Once the partnership has been created, one of the organizations or municipalities involved must respond to a call for proposals on behalf of their community’s partnership council. That single applicant should be the Municipality/ Regional Government itself, or an established community organization endorsed by the Municipality/ Regional Government.

The goal of the partnership is to provide your community with a perspective on settlement needs, and encourage a more effective use of resources from a range of funders who are currently supporting newcomer settlement. The more effectively your community develops and provides services for newcomers, the greater the potential for you to attract new immigrants as a primary destination or through secondary migration.

The Welcoming Communities Best Practices report recommends that your community’s chances of a positive outcome increase if:

• special coordinating structures are put in place for linking the LIP to broader city processes
• your municipality has signalled an intent to modify its immigration liaison activities according to the findings of the LIP surveys and consultations.
• your municipality invests financing or in-kind support for planning activities
• your community includes public education and/or media campaigns in the LIP plan

When your community’s proposal receives a positive recommendation from the evaluators, the municipality applying will receive the funding directly.
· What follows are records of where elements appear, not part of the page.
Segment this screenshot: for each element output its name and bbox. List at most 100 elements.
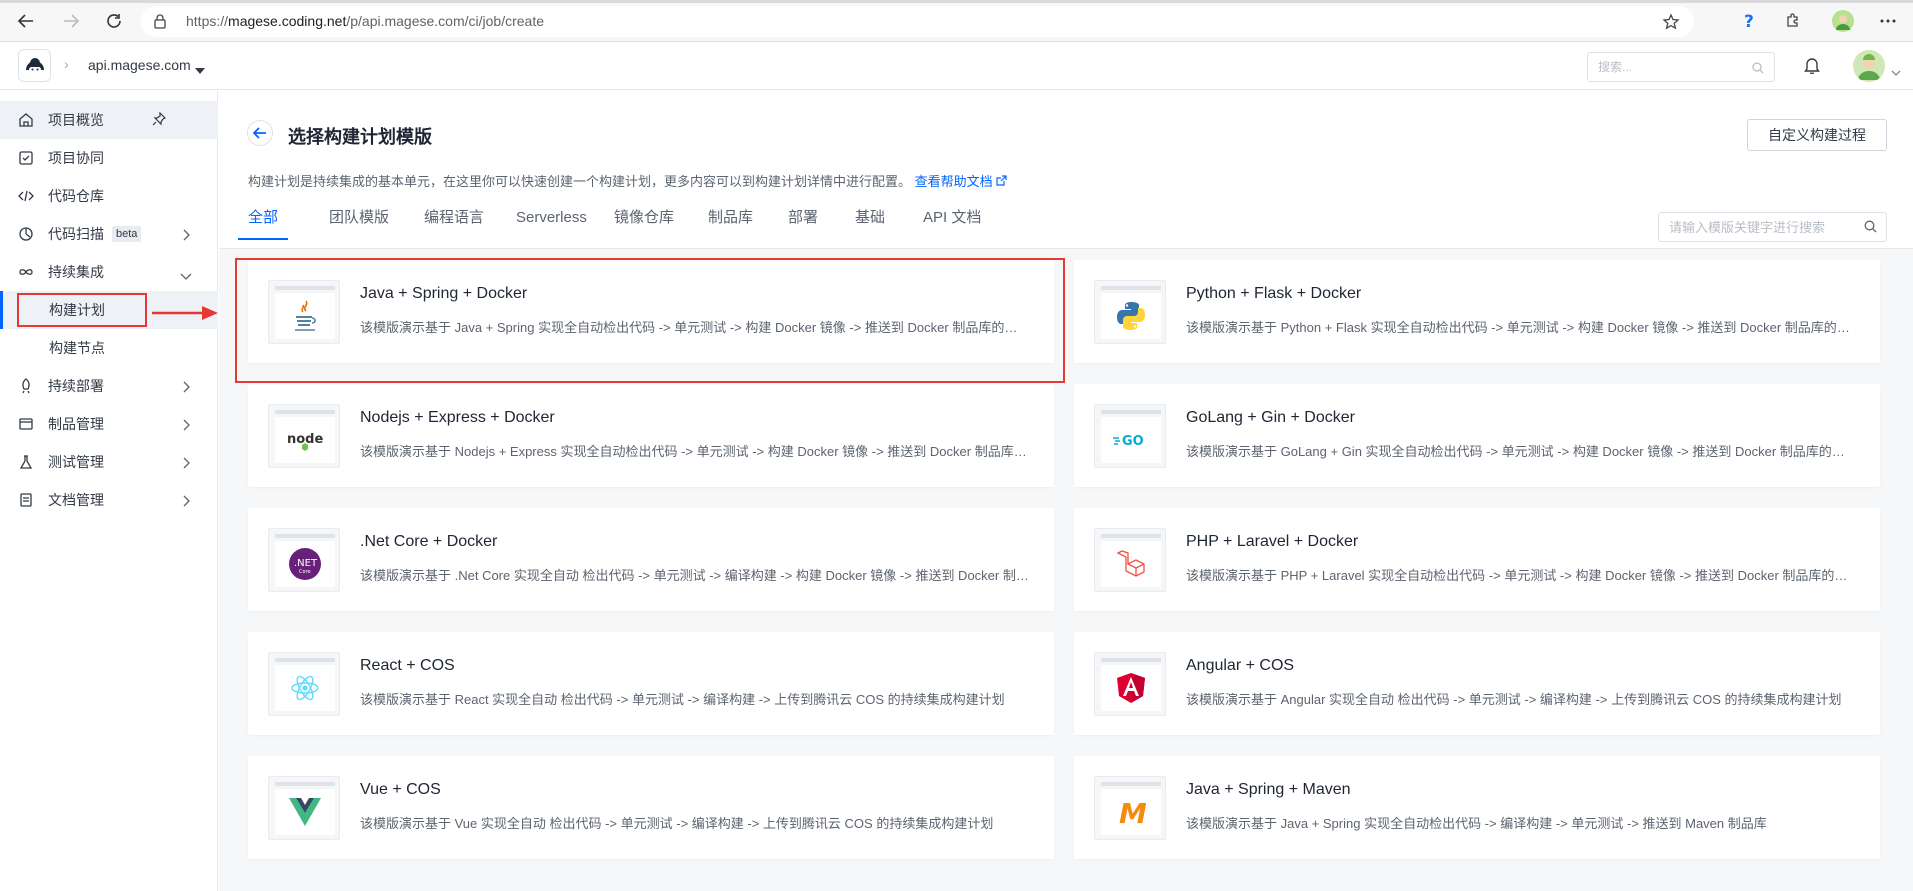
template-description: 该模版演示基于 GoLang + Gin 实现全自动检出代码 -> 单元测试 -… bbox=[1186, 444, 1856, 459]
tab-all[interactable]: 全部 bbox=[237, 206, 289, 240]
custom-build-button[interactable]: 自定义构建过程 bbox=[1747, 119, 1887, 151]
bell-icon[interactable] bbox=[1804, 56, 1820, 77]
chevron-right-icon[interactable] bbox=[182, 380, 190, 396]
laravel-icon bbox=[1116, 550, 1145, 577]
template-thumbnail: M bbox=[1094, 776, 1166, 840]
sidebar-item-cd[interactable]: 持续部署 bbox=[0, 367, 218, 405]
tab-image-repo[interactable]: 镜像仓库 bbox=[614, 206, 674, 240]
rocket-icon bbox=[18, 378, 34, 394]
template-card[interactable]: .NET Core .Net Core + Docker 该模版演示基于 .Net… bbox=[248, 508, 1054, 611]
back-button[interactable] bbox=[247, 120, 273, 146]
nodejs-icon: node bbox=[287, 432, 323, 451]
box-icon bbox=[18, 416, 34, 432]
template-search[interactable] bbox=[1658, 212, 1887, 242]
sidebar-item-collaboration[interactable]: 项目协同 bbox=[0, 139, 218, 177]
search-icon[interactable] bbox=[1864, 220, 1877, 236]
chevron-down-icon[interactable] bbox=[180, 268, 192, 284]
tab-basic[interactable]: 基础 bbox=[855, 206, 885, 240]
template-card[interactable]: Vue + COS 该模版演示基于 Vue 实现全自动 检出代码 -> 单元测试… bbox=[248, 756, 1054, 859]
code-icon bbox=[18, 188, 34, 204]
template-card[interactable]: M Java + Spring + Maven 该模版演示基于 Java + S… bbox=[1074, 756, 1880, 859]
tab-artifact-repo[interactable]: 制品库 bbox=[708, 206, 753, 240]
tab-deploy[interactable]: 部署 bbox=[788, 206, 818, 240]
breadcrumb-chevron-icon: › bbox=[64, 56, 69, 72]
home-icon bbox=[18, 112, 34, 128]
template-search-input[interactable] bbox=[1659, 213, 1854, 241]
url-host: magese.coding.net bbox=[228, 13, 347, 29]
sidebar-item-ci[interactable]: 持续集成 bbox=[0, 253, 218, 291]
global-search[interactable] bbox=[1587, 52, 1775, 82]
template-thumbnail bbox=[268, 652, 340, 716]
more-menu-icon[interactable] bbox=[1876, 9, 1900, 33]
sidebar-item-testing[interactable]: 测试管理 bbox=[0, 443, 218, 481]
help-doc-link[interactable]: 查看帮助文档 bbox=[915, 174, 1008, 189]
global-search-input[interactable] bbox=[1588, 53, 1738, 81]
sidebar-item-label: 代码扫描 bbox=[48, 226, 104, 242]
favorite-star-icon[interactable] bbox=[1662, 13, 1680, 34]
java-icon bbox=[295, 300, 316, 331]
template-card[interactable]: node Nodejs + Express + Docker 该模版演示基于 N… bbox=[248, 384, 1054, 487]
template-thumbnail: GO bbox=[1094, 404, 1166, 468]
infinity-icon bbox=[18, 264, 34, 280]
help-icon[interactable]: ? bbox=[1737, 9, 1761, 33]
template-card[interactable]: PHP + Laravel + Docker 该模版演示基于 PHP + Lar… bbox=[1074, 508, 1880, 611]
scan-icon bbox=[18, 226, 34, 242]
template-grid: Java + Spring + Docker 该模版演示基于 Java + Sp… bbox=[219, 249, 1913, 891]
forward-arrow-icon[interactable] bbox=[59, 9, 83, 33]
app-header: › api.magese.com bbox=[0, 42, 1913, 90]
caret-down-icon[interactable] bbox=[195, 61, 205, 77]
template-description: 该模版演示基于 Vue 实现全自动 检出代码 -> 单元测试 -> 编译构建 -… bbox=[360, 816, 994, 831]
svg-text:Core: Core bbox=[299, 569, 311, 575]
template-card[interactable]: Python + Flask + Docker 该模版演示基于 Python +… bbox=[1074, 260, 1880, 363]
template-title: PHP + Laravel + Docker bbox=[1186, 533, 1359, 550]
pin-icon[interactable] bbox=[152, 111, 167, 129]
sidebar-item-code-scan[interactable]: 代码扫描 beta bbox=[0, 215, 218, 253]
project-name[interactable]: api.magese.com bbox=[88, 57, 191, 73]
maven-icon: M bbox=[1119, 797, 1146, 827]
doc-icon bbox=[18, 492, 34, 508]
description-text: 构建计划是持续集成的基本单元，在这里你可以快速创建一个构建计划，更多内容可以到构… bbox=[248, 174, 912, 189]
template-title: Java + Spring + Maven bbox=[1186, 781, 1351, 798]
template-title: React + COS bbox=[360, 657, 455, 674]
golang-icon: GO bbox=[1113, 434, 1144, 448]
template-card[interactable]: GO GoLang + Gin + Docker 该模版演示基于 GoLang … bbox=[1074, 384, 1880, 487]
checkbox-icon bbox=[18, 150, 34, 166]
search-icon[interactable] bbox=[1752, 61, 1764, 77]
template-title: Nodejs + Express + Docker bbox=[360, 409, 555, 426]
chevron-down-icon[interactable] bbox=[1891, 63, 1901, 79]
address-bar[interactable]: https://magese.coding.net/p/api.magese.c… bbox=[141, 6, 1694, 37]
template-description: 该模版演示基于 .Net Core 实现全自动 检出代码 -> 单元测试 -> … bbox=[360, 568, 1030, 583]
template-thumbnail: node bbox=[268, 404, 340, 468]
template-title: GoLang + Gin + Docker bbox=[1186, 409, 1355, 426]
sidebar-item-artifacts[interactable]: 制品管理 bbox=[0, 405, 218, 443]
coding-logo-icon[interactable] bbox=[18, 49, 51, 82]
template-card[interactable]: Java + Spring + Docker 该模版演示基于 Java + Sp… bbox=[248, 260, 1054, 363]
back-arrow-icon[interactable] bbox=[14, 9, 38, 33]
sidebar-subitem-build-node[interactable]: 构建节点 bbox=[0, 329, 218, 367]
sidebar-item-label: 制品管理 bbox=[48, 416, 104, 432]
chevron-right-icon[interactable] bbox=[182, 456, 190, 472]
tab-team-templates[interactable]: 团队模版 bbox=[329, 206, 389, 240]
refresh-icon[interactable] bbox=[102, 9, 126, 33]
sidebar-item-code-repo[interactable]: 代码仓库 bbox=[0, 177, 218, 215]
react-icon bbox=[291, 675, 319, 701]
tab-languages[interactable]: 编程语言 bbox=[424, 206, 484, 240]
dotnet-icon: .NETCore bbox=[289, 548, 321, 580]
sidebar-item-overview[interactable]: 项目概览 bbox=[0, 101, 218, 139]
sidebar-item-docs[interactable]: 文档管理 bbox=[0, 481, 218, 519]
sidebar-item-label: 项目协同 bbox=[48, 150, 104, 166]
template-thumbnail bbox=[1094, 528, 1166, 592]
extensions-icon[interactable] bbox=[1781, 9, 1805, 33]
chevron-right-icon[interactable] bbox=[182, 418, 190, 434]
tab-api-docs[interactable]: API 文档 bbox=[923, 206, 981, 240]
template-title: Java + Spring + Docker bbox=[360, 285, 528, 302]
chevron-right-icon[interactable] bbox=[182, 228, 190, 244]
page-title: 选择构建计划模版 bbox=[288, 127, 432, 147]
user-avatar[interactable] bbox=[1853, 50, 1885, 82]
template-card[interactable]: Angular + COS 该模版演示基于 Angular 实现全自动 检出代码… bbox=[1074, 632, 1880, 735]
template-card[interactable]: React + COS 该模版演示基于 React 实现全自动 检出代码 -> … bbox=[248, 632, 1054, 735]
url-path: /p/api.magese.com/ci/job/create bbox=[346, 13, 544, 29]
profile-avatar-icon[interactable] bbox=[1831, 9, 1855, 33]
tab-serverless[interactable]: Serverless bbox=[516, 206, 587, 240]
chevron-right-icon[interactable] bbox=[182, 494, 190, 510]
Once the funding is received, its distribution will be determined through in-depth research conducted by your Partnership Council on the needs of newcomers in your community. By looking closely at programs currently in place, they can identify gaps in the currently-provided services, and decide what direction to take so that communities can best integrate newcomers. The Settlement Strategies and Action Plans developed in this way will be tools that will help make these communities more desirable places for immigrants to live.

The successes and lessons learned through this process will continue to guide funding as the program moves forward.

As Rejean Cantlon said in 2009, “Improving access to services that make the integration process easier will benefit not only newcomers but communities across the province.”